I shrugged. “The exotic Tarot card reader thing isn’t doing it for me anymore.”
“It means we’ll be working together then. Probably seeing a lot of each other. We could be what we were before, if you wanted,” he said softly. “In fact, it could start right now.”
“I don’t think that’s a good idea.”
“Why not? Is it as good with Alexei as it was with us, because what we had was amazing. It was simple, uncomplicated, and perfect. You know it was, Felicia. And it would be the easiest thing in the world to have that again.”
I met his eyes because I couldn’t say what I needed to say while looking down into my lap, afraid. “Maybe that’s because we were both hiding who we really were. We didn’t let ourselves worry about the big issues. Maybe if we had, it wouldn’t have worked.”
“You don’t know that. How can you say that when we never even tried?”
I shook my head. “Maybe, but I can’t do this with you. I love him.”
“And you don’t love me,” he said flatly.
“Not the way I love him. I’m sorry.”
He swore, his knuckles white as his hand gripped the throttle, as if he might snap it off the control panel. “How many times has he broken your heart already? How many more times will he smash it before you wake up and realize you’re making a mistake?”
“Brody—”
“If that’s the life you want, maybe you deserve it. All I know is I walked away when I shouldn’t have and now I’ve lost four years with you because of that mistake.
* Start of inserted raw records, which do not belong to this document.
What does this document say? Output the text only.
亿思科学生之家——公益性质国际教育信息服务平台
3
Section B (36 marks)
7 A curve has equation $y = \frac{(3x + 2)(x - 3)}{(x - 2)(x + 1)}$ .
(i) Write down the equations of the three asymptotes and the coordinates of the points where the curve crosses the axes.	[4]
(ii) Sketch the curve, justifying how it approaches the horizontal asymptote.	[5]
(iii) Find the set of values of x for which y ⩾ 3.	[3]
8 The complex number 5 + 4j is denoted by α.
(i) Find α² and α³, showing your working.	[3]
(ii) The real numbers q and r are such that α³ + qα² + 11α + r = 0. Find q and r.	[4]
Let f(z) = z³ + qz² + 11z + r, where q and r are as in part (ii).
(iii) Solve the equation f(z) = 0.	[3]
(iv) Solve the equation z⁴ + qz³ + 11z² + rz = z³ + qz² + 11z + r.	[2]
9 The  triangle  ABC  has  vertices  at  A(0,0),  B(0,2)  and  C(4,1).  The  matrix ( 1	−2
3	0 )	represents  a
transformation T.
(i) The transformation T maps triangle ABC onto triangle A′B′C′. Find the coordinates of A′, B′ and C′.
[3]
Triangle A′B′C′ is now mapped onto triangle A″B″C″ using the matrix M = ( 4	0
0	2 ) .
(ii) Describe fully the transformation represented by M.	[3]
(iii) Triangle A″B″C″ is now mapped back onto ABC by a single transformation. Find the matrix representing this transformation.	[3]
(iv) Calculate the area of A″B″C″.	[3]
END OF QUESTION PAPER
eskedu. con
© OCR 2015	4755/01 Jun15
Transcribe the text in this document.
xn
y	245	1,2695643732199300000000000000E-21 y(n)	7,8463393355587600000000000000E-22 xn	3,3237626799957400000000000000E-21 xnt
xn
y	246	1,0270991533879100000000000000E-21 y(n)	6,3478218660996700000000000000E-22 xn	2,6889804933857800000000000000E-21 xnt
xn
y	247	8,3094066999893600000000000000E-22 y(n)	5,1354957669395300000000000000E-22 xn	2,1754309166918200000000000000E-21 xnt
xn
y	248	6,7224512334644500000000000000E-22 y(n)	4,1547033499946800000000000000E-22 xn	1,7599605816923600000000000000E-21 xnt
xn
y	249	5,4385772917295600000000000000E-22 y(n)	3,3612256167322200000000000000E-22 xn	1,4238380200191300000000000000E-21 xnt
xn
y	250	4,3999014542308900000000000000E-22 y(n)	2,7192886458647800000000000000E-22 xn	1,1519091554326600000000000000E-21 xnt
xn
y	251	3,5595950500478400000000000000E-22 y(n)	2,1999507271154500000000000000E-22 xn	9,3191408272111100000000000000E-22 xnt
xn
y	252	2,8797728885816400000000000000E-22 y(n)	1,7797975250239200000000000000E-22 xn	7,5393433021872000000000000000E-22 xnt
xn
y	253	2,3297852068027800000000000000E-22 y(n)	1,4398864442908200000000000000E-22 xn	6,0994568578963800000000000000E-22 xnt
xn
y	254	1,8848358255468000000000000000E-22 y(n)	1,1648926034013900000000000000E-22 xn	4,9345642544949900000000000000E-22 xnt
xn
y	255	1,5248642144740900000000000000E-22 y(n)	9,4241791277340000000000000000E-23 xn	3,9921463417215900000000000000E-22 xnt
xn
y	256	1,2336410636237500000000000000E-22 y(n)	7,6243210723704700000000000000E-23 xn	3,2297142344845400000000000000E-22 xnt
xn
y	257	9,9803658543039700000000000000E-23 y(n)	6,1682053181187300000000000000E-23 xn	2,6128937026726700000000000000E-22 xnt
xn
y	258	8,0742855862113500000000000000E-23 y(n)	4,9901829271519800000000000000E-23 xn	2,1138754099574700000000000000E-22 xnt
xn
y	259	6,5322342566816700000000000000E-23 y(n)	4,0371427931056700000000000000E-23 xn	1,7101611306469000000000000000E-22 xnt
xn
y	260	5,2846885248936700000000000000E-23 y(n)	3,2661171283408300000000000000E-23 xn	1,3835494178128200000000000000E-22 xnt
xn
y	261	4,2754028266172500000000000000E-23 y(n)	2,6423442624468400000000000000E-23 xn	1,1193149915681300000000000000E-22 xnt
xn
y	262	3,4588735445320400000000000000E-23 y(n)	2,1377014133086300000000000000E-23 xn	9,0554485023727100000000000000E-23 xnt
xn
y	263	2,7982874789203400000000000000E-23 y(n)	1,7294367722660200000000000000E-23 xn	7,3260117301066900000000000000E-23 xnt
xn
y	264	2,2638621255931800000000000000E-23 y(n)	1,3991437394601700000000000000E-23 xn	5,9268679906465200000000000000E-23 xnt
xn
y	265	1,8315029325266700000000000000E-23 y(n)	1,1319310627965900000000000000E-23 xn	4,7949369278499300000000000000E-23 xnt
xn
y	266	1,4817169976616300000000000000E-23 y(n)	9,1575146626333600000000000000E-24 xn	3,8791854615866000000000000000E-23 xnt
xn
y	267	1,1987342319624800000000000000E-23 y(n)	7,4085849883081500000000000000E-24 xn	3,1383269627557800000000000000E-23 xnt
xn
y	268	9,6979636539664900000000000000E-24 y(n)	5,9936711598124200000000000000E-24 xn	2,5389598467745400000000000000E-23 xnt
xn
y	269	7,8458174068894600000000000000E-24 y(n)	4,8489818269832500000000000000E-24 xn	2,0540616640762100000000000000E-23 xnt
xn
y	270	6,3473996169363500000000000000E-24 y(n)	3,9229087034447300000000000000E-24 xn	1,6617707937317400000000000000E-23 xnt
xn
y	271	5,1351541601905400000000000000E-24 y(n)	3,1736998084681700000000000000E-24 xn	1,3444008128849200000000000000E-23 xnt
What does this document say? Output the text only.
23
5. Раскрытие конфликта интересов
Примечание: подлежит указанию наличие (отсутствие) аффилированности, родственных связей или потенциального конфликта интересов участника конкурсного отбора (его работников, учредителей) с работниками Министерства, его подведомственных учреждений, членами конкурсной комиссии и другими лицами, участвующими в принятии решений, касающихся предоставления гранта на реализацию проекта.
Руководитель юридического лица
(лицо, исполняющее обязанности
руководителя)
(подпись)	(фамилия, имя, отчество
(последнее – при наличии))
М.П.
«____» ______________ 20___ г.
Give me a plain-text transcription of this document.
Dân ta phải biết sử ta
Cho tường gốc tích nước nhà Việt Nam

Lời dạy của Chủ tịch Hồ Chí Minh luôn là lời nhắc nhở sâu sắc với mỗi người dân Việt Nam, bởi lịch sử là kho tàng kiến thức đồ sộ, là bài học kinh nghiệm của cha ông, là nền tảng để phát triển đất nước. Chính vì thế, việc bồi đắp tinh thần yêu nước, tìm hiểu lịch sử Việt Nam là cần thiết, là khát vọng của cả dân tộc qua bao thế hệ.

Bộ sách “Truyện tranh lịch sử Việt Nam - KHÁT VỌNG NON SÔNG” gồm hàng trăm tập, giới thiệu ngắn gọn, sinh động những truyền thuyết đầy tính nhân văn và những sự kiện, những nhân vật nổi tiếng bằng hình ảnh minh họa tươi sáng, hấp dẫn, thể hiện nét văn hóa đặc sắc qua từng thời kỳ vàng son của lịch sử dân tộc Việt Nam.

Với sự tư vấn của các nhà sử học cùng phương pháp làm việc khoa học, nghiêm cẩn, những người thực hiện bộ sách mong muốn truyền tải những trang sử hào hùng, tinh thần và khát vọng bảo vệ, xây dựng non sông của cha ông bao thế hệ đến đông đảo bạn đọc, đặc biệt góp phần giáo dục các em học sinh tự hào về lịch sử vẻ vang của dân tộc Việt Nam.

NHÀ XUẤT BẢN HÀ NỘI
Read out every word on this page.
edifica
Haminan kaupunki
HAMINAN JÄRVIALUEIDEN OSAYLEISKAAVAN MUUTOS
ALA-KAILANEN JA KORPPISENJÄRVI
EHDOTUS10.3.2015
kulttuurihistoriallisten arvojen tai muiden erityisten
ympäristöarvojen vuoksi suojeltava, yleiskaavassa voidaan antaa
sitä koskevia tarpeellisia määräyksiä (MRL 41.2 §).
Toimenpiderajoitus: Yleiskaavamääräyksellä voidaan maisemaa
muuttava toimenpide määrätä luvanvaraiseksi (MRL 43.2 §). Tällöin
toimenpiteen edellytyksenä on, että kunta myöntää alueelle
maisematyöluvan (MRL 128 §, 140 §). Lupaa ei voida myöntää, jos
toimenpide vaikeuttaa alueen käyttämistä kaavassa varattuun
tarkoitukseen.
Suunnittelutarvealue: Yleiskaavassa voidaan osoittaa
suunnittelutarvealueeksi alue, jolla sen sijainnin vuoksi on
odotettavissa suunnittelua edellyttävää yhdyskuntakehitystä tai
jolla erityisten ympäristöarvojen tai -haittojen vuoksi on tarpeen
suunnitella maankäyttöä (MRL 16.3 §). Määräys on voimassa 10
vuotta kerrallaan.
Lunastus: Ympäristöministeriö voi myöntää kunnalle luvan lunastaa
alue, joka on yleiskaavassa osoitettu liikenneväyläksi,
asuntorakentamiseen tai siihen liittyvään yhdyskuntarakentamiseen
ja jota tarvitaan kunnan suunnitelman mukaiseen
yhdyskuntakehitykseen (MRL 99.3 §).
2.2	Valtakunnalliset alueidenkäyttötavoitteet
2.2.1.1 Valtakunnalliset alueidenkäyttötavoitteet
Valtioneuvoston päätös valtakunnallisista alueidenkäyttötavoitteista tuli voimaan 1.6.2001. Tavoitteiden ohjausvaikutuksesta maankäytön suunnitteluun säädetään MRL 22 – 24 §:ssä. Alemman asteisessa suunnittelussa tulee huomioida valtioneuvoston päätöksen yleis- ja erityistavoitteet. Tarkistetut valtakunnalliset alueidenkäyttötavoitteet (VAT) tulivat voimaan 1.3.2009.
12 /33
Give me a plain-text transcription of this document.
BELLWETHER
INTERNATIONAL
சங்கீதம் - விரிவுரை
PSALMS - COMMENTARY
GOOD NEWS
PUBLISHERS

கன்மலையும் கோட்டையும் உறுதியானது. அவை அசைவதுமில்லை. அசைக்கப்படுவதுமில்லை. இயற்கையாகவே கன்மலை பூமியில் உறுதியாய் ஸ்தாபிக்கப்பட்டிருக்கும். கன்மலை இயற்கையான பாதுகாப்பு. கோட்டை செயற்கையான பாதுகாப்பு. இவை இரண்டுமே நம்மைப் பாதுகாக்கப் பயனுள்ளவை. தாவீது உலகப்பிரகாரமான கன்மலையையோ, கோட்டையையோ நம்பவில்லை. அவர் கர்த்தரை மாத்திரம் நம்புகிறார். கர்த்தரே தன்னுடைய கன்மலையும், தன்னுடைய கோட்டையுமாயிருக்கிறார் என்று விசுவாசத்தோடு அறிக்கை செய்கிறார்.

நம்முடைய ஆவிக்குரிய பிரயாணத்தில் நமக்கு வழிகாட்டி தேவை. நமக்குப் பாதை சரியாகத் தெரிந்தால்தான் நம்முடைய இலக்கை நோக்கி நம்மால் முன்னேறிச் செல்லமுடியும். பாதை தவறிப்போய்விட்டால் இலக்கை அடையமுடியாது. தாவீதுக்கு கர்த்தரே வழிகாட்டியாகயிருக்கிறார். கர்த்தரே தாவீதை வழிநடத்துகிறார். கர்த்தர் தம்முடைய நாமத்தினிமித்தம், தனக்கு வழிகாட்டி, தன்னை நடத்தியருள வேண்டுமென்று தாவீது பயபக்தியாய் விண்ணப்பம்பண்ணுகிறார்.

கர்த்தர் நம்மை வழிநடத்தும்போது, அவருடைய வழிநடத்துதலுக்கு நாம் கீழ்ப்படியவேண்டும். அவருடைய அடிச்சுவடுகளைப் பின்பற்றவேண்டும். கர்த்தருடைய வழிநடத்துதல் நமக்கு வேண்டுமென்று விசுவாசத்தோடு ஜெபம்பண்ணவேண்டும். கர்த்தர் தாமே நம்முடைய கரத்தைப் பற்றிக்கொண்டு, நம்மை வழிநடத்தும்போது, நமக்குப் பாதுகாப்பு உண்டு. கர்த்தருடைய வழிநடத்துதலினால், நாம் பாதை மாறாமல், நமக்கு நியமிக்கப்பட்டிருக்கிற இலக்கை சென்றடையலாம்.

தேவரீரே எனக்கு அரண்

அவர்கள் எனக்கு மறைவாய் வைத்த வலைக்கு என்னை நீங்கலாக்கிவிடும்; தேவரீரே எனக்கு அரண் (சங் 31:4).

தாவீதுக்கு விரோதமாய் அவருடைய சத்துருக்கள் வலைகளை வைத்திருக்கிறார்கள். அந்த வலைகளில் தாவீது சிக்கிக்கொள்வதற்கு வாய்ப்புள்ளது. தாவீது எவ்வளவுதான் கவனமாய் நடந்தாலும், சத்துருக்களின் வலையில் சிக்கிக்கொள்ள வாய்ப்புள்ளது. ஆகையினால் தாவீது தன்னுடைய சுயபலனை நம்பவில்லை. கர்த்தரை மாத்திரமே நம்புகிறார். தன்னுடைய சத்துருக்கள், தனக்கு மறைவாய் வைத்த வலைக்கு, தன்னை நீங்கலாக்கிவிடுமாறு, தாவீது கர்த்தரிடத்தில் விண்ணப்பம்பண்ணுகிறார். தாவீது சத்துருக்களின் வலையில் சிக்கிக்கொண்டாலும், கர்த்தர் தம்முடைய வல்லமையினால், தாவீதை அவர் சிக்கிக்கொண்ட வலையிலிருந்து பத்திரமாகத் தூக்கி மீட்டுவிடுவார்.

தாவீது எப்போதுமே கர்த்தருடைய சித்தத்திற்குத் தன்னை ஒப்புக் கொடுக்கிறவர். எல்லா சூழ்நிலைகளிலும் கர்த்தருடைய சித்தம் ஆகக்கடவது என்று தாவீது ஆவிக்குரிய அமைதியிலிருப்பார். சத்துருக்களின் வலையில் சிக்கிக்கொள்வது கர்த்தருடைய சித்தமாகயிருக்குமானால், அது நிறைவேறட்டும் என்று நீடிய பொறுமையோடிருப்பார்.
I can wait awhile longer because I know Alexei can’t help but fuck things up with you again, but I can’t wait forever.”
I could think of absolutely no response to that, and because there was nowhere else to go in the tiny jet, we both sat in the cockpit, neither looking at the other. The rest of the trip passed in uncomfortable silence laced with my own guilt over being such a fickle, silly creature, which I decided was probably better than I deserved.